In the Anthropocene era — our current geological age where human activities have been the dominant influence on the environment and climate — primeval elements have been increasingly a point of political contention. Toxic air, corrosive soil, black water, and environmental violence have been mediated with different degrees of consistencies and success in policymaking. If public policies alone can’t resolve the crisis, it rests upon human capital to confront the environmental change through the agency of design to extend human survival.

‘Volatile Ecologies’ is a design expedition examining the environmental degradation in the industrial waterfront of Buffalo, New York, through the lens of scenario planning and prototype making. Since their use in the 1910s, these sites have been contaminated for decades with oil spills, benzene run-offs, coal tars, ammonia liquors, wastewater, and toxic airborne emissions. Bringing together design thinking, technology, and material culture, the exhibition depicts an alternative future of the heavily polluted environment through design apparatuses and speculative drawings. With each viewing from the perspective of air, earth, and water, the apparatuses and the world they inhabit explore ideas of reparation, production, and cohabitation across spatial and temporal scales. From an air filtrating wearable to a pneumatic parasite, sentient landscape machinery to new urban surfaces, the prototypes offer material evidence and suggest the results of changing working relationships between artists, architects, designers, engineers, scientists, politicians, and other stakeholders. As visitors traverse through this exhibition, they will discover and explore narrative, practices, and aesthetics — scientifically informed and materially substantiated.
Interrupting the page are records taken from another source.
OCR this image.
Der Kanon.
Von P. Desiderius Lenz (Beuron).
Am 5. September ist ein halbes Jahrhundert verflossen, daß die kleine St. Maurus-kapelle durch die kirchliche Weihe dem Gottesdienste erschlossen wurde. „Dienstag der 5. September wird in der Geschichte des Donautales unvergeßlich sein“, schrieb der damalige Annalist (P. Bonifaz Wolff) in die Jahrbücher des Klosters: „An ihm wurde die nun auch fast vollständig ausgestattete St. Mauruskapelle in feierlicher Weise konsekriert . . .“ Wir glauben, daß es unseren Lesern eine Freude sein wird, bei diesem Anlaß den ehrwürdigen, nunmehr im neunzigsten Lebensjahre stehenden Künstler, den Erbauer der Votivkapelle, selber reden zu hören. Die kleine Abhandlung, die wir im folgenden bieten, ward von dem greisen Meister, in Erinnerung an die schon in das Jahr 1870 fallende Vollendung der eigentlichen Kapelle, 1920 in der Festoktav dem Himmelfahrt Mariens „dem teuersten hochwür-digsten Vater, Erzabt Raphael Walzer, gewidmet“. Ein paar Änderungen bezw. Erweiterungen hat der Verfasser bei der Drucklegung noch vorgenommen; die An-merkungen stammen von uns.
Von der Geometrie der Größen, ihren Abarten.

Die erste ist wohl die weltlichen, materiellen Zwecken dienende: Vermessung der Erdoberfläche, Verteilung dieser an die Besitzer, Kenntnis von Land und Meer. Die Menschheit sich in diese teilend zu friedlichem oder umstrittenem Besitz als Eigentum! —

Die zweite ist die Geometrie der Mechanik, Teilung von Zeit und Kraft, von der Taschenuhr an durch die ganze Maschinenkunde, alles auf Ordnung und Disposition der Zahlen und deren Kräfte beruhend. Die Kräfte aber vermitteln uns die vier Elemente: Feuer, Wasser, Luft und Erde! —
In a world of quickly changing environments, ‘Volatile Ecologies’ does not offer solutions but a platform for conversations by providing observations and speculative alternatives on the table.

Participants

Zherui Wang, 2020-21 Peter Reyner Banham Fellow at University at Buffalo's School of Architecture and Planning // Collaborators: Daedalus Guoning Li, Ji Shi // Research Studio Participants: Alfred Cai, Hua Xiu Chen, Thomas Cleary, Camilo Copete, Cristian Copete, James Feind, Rebecca Flanagan, Rossella Giangreco-Marotta, Olivia Xuan He, Yaliana Hernandez, Xiaofeng Jiang, Xing Hua Lin, Jennifer Persico, Xuwen Zhang. // Exhibition Seminar Participants: Mitchel Mesi, Timothy Zeng, Brian Kwong.
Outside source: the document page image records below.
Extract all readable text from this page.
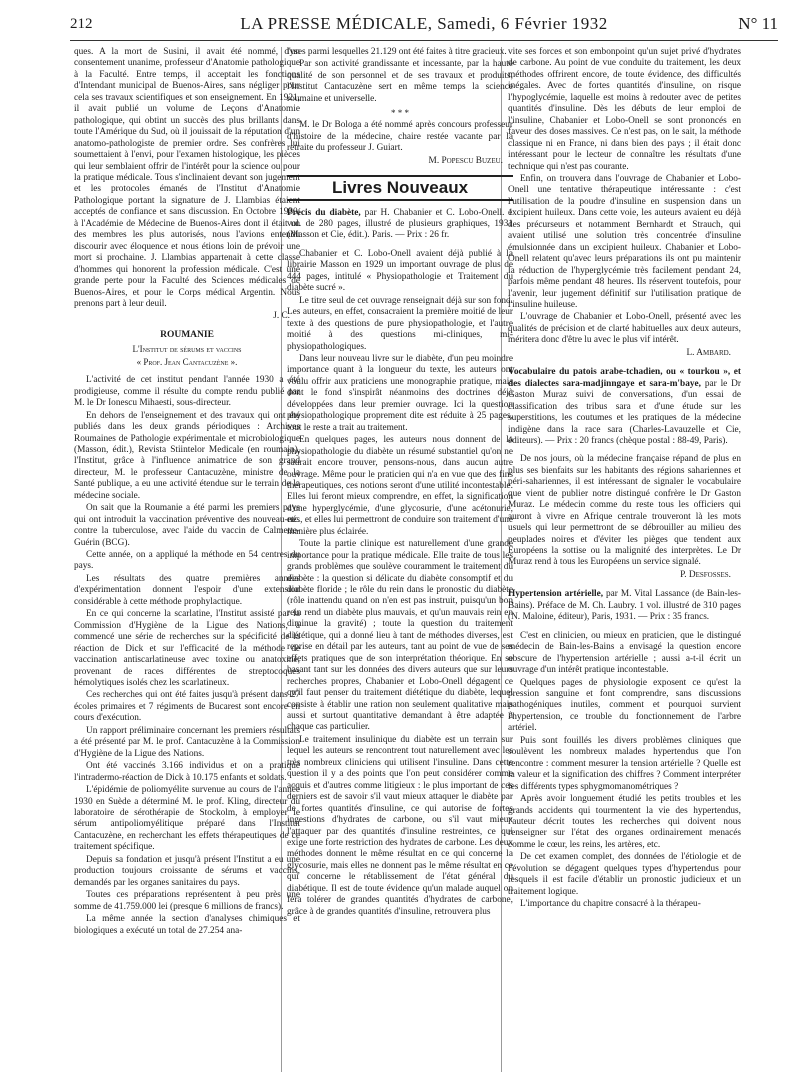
212	LA PRESSE MÉDICALE, Samedi, 6 Février 1932	N° 11

ques. A la mort de Susini, il avait été nommé, d'un consentement unanime, professeur d'Anatomie pathologique à la Faculté. Entre temps, il acceptait les fonctions d'Intendant municipal de Buenos-Aires, sans négliger pour cela ses travaux scientifiques et son enseignement. En 1921, il avait publié un volume de Leçons d'Anatomie pathologique, qui obtint un succès des plus brillants dans toute l'Amérique du Sud, où il jouissait de la réputation d'un anatomo-pathologiste de premier ordre. Ses confrères lui soumettaient à l'envi, pour l'examen histologique, les pièces qui leur semblaient offrir de l'intérêt pour la science ou pour la pratique médicale. Tous s'inclinaient devant son jugement et les protocoles émanés de l'Institut d'Anatomie Pathologique portant la signature de J. Llambias étaient acceptés de confiance et sans discussion. En Octobre 1930, à l'Académie de Médecine de Buenos-Aires dont il était un des membres les plus autorisés, nous l'avions entendu discourir avec éloquence et nous étions loin de prévoir une mort si prochaine. J. Llambias appartenait à cette classe d'hommes qui honorent la profession médicale. C'est une grande perte pour la Faculté des Sciences médicales de Buenos-Aires, et pour le Corps médical Argentin. Nous prenons part à leur deuil.

J. C.
ROUMANIE
L'Institut de sérums et vaccins
« Prof. Jean Cantacuzène ».

L'activité de cet institut pendant l'année 1930 a été prodigieuse, comme il résulte du compte rendu publié par M. le Dr Ionescu Mihaesti, sous-directeur.

En dehors de l'enseignement et des travaux qui ont été publiés dans les deux grands périodiques : Archives Roumaines de Pathologie expérimentale et microbiologique (Masson, édit.), Revista Stiintelor Medicale (en roumain), l'Institut, grâce à l'influence animatrice de son grand directeur, M. le professeur Cantacuzène, ministre de la Santé publique, a eu une activité étendue sur le terrain de la médecine sociale.

On sait que la Roumanie a été parmi les premiers pays qui ont introduit la vaccination préventive des nouveau-nés contre la tuberculose, avec l'aide du vaccin de Calmette-Guérin (BCG).

Cette année, on a appliqué la méthode en 54 centres du pays.

Les résultats des quatre premières années d'expérimentation donnent l'espoir d'une extension considérable à cette méthode prophylactique.

En ce qui concerne la scarlatine, l'Institut assisté par la Commission d'Hygiène de la Ligue des Nations, a commencé une série de recherches sur la spécificité de la réaction de Dick et sur l'efficacité de la méthode de vaccination antiscarlatineuse avec toxine ou anatoxine, provenant de races différentes de streptocoques hémolytiques isolés chez les scarlatineux.

Ces recherches qui ont été faites jusqu'à présent dans 27 écoles primaires et 7 régiments de Bucarest sont encore en cours d'exécution.

Un rapport préliminaire concernant les premiers résultats a été présenté par M. le prof. Cantacuzène à la Commission d'Hygiène de la Ligue des Nations.

Ont été vaccinés 3.166 individus et on a pratiqué l'intradermo-réaction de Dick à 10.175 enfants et soldats.

L'épidémie de poliomyélite survenue au cours de l'année 1930 en Suède a déterminé M. le prof. Kling, directeur du laboratoire de sérothérapie de Stockolm, à employer le sérum antipoliomyélitique préparé dans l'Institut Cantacuzène, en recherchant les effets thérapeutiques de ce traitement spécifique.

Depuis sa fondation et jusqu'à présent l'Institut a eu une production toujours croissante de sérums et vaccins, demandés par les organes sanitaires du pays.

Toutes ces préparations représentent à peu près une somme de 41.759.000 lei (presque 6 millions de francs).

La même année la section d'analyses chimiques et biologiques a exécuté un total de 27.254 ana-

lyses parmi lesquelles 21.129 ont été faites à titre gracieux.

Par son activité grandissante et incessante, par la haute qualité de son personnel et de ses travaux et produits, l'Institut Cantacuzène sert en même temps la science roumaine et universelle.

* * *

M. le Dr Bologa a été nommé après concours professeur d'histoire de la médecine, chaire restée vacante par la retraite du professeur J. Guiart.

M. Popescu Buzeu.
Livres Nouveaux

Précis du diabète, par H. Chabanier et C. Lobo-Onell. 1 vol. de 280 pages, illustré de plusieurs graphiques, 1931 (Masson et Cie, édit.). Paris. — Prix : 26 fr.

Chabanier et C. Lobo-Onell avaient déjà publié à la librairie Masson en 1929 un important ouvrage de plus de 444 pages, intitulé « Physiopathologie et Traitement du diabète sucré ».

Le titre seul de cet ouvrage renseignait déjà sur son fond. Les auteurs, en effet, consacraient la première moitié de leur texte à des questions de pure physiopathologie, et l'autre moitié à des questions mi-cliniques, mi-physiopathologiques.

Dans leur nouveau livre sur le diabète, d'un peu moindre importance quant à la longueur du texte, les auteurs ont voulu offrir aux praticiens une monographie pratique, mais dont le fond s'inspirât néanmoins des doctrines déjà développées dans leur premier ouvrage. Ici la question physiopathologique proprement dite est réduite à 25 pages, tout le reste a trait au traitement.

En quelques pages, les auteurs nous donnent de la physiopathologie du diabète un résumé substantiel qu'on ne saurait encore trouver, pensons-nous, dans aucun autre ouvrage. Même pour le praticien qui n'a en vue que des fins thérapeutiques, ces notions seront d'une utilité incontestable. Elles lui feront mieux comprendre, en effet, la signification d'une hyperglycémie, d'une glycosurie, d'une acétonurie, etc., et elles lui permettront de conduire son traitement d'une manière plus éclairée.

Toute la partie clinique est naturellement d'une grande importance pour la pratique médicale. Elle traite de tous les grands problèmes que soulève couramment le traitement du diabète : la question si délicate du diabète consomptif et du diabète floride ; le rôle du rein dans le pronostic du diabète (rôle inattendu quand on n'en est pas instruit, puisqu'un bon rein rend un diabète plus mauvais, et qu'un mauvais rein en diminue la gravité) ; toute la question du traitement diététique, qui a donné lieu à tant de méthodes diverses, est reprise en détail par les auteurs, tant au point de vue de ses effets pratiques que de son interprétation théorique. En se basant tant sur les données des divers auteurs que sur leurs recherches propres, Chabanier et Lobo-Onell dégagent ce qu'il faut penser du traitement diététique du diabète, lequel consiste à établir une ration non seulement qualitative mais aussi et surtout quantitative demandant à être adaptée à chaque cas particulier.

Le traitement insulinique du diabète est un terrain sur lequel les auteurs se rencontrent tout naturellement avec les très nombreux cliniciens qui utilisent l'insuline. Dans cette question il y a des points que l'on peut considérer comme acquis et d'autres comme litigieux : le plus important de ces derniers est de savoir s'il vaut mieux attaquer le diabète par de fortes quantités d'insuline, ce qui autorise de fortes ingestions d'hydrates de carbone, ou s'il vaut mieux l'attaquer par des quantités d'insuline restreintes, ce qui exige une forte restriction des hydrates de carbone. Les deux méthodes donnent le même résultat en ce qui concerne la glycosurie, mais elles ne donnent pas le même résultat en ce qui concerne le rétablissement de l'état général du diabétique. Il est de toute évidence qu'un malade auquel on fera tolérer de grandes quantités d'hydrates de carbone, grâce à de grandes quantités d'insuline, retrouvera plus

vite ses forces et son embonpoint qu'un sujet privé d'hydrates de carbone. Au point de vue conduite du traitement, les deux méthodes offrirent encore, de toute évidence, des difficultés inégales. Avec de fortes quantités d'insuline, on risque l'hypoglycémie, laquelle est moins à redouter avec de petites quantités d'insuline. Dès les débuts de leur emploi de l'insuline, Chabanier et Lobo-Onell se sont prononcés en faveur des doses massives. Ce n'est pas, on le sait, la méthode classique ni en France, ni dans bien des pays ; il était donc intéressant pour le lecteur de connaître les résultats d'une technique qui n'est pas courante.

Enfin, on trouvera dans l'ouvrage de Chabanier et Lobo-Onell une tentative thérapeutique intéressante : c'est l'utilisation de la poudre d'insuline en suspension dans un excipient huileux. Dans cette voie, les auteurs avaient eu déjà des précurseurs et notamment Bernhardt et Strauch, qui avaient utilisé une solution très concentrée d'insuline émulsionnée dans un excipient huileux. Chabanier et Lobo-Onell relatent qu'avec leurs préparations ils ont pu maintenir la réduction de l'hyperglycémie très facilement pendant 24, parfois même pendant 48 heures. Ils réservent toutefois, pour l'avenir, leur jugement définitif sur l'utilisation pratique de l'insuline huileuse.

L'ouvrage de Chabanier et Lobo-Onell, présenté avec les qualités de précision et de clarté habituelles aux deux auteurs, méritera donc d'être lu avec le plus vif intérêt.

L. Ambard.

Vocabulaire du patois arabe-tchadien, ou « tourkou », et des dialectes sara-madjinngaye et sara-m'baye, par le Dr Gaston Muraz suivi de conversations, d'un essai de classification des tribus sara et d'une étude sur les superstitions, les coutumes et les pratiques de la médecine indigène dans la race sara (Charles-Lavauzelle et Cie, éditeurs). — Prix : 20 francs (chèque postal : 88-49, Paris).

De nos jours, où la médecine française répand de plus en plus ses bienfaits sur les habitants des régions sahariennes et péri-sahariennes, il est intéressant de signaler le vocabulaire que vient de publier notre distingué confrère le Dr Gaston Muraz. Le médecin comme du reste tous les officiers qui auront à vivre en Afrique centrale trouveront là les mots usuels qui leur permettront de se débrouiller au milieu des peuplades noires et d'éviter les pièges que tendent aux Européens la sottise ou la malignité des interprètes. Le Dr Muraz rend à tous les Européens un service signalé.

P. Desfosses.

Hypertension artérielle, par M. Vital Lassance (de Bain-les-Bains). Préface de M. Ch. Laubry. 1 vol. illustré de 310 pages (N. Maloine, éditeur), Paris, 1931. — Prix : 35 francs.

C'est en clinicien, ou mieux en praticien, que le distingué médecin de Bain-les-Bains a envisagé la question encore obscure de l'hypertension artérielle ; aussi a-t-il écrit un ouvrage d'un intérêt pratique incontestable.

Quelques pages de physiologie exposent ce qu'est la pression sanguine et font comprendre, sans discussions pathogéniques inutiles, comment et pourquoi survient l'hypertension, ce trouble du fonctionnement de l'arbre artériel.

Puis sont fouillés les divers problèmes cliniques que soulèvent les nombreux malades hypertendus que l'on rencontre : comment mesurer la tension artérielle ? Quelle est la valeur et la signification des chiffres ? Comment interpréter les différents types sphygmomanométriques ?

Après avoir longuement étudié les petits troubles et les grands accidents qui tourmentent la vie des hypertendus, l'auteur décrit toutes les recherches qui doivent nous renseigner sur l'état des organes ordinairement menacés comme le cœur, les reins, les artères, etc.

De cet examen complet, des données de l'étiologie et de l'évolution se dégagent quelques types d'hypertendus pour lesquels il est facile d'établir un pronostic judicieux et un traitement logique.

L'importance du chapitre consacré à la thérapeu-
Drawings and images above by Zherui Wang

Student work from the studio

Zherui Wang, 2021 Peter Reyner Banham Fellow

Zherui Wang.

Designer Zherui Wang is the 2020-21 Peter Reyner Banham Fellow

The School of Architecture and Planning’s Peter Reyner Banham Fellowship supports the research of emerging practitioners in honor of the legacy of Peter Reyner Banham, who taught at UB from 1976-80 and produced a foundational body of scholarship on material/visual culture as a reflection of contemporary social life.

A Brooklyn-based designer, Zherui Wang received a Bachelor of Architecture at Pratt Institute School of Architecture, where he was awarded Alpha Rho Chi Medal, Pratt Endowment Fund, and Lee & Norman Rosenfeld Award for Best Thesis. He also holds a Post-Professional Master of Architecture from Princeton University under the Princeton University Fellowship and Charles & Margret Hanna Fellowship. His graduate thesis, titled Climate as a Medium, was awarded the Suzanne Kolarik Underwood Prize, the highest honor from Princeton. Wang has taught design studios and seminars at the University of Pennsylvania, Princeton University and Pratt Institute, and has contributed to the design and research endeavors at various offices and institutions, including Barkow Leibinger Architects, Pratt Institute Center for Experimental Structures, Columbia University Laboratory for Architectural Broadcasting, and Princeton University Andlinger Center for the Energy and Environment.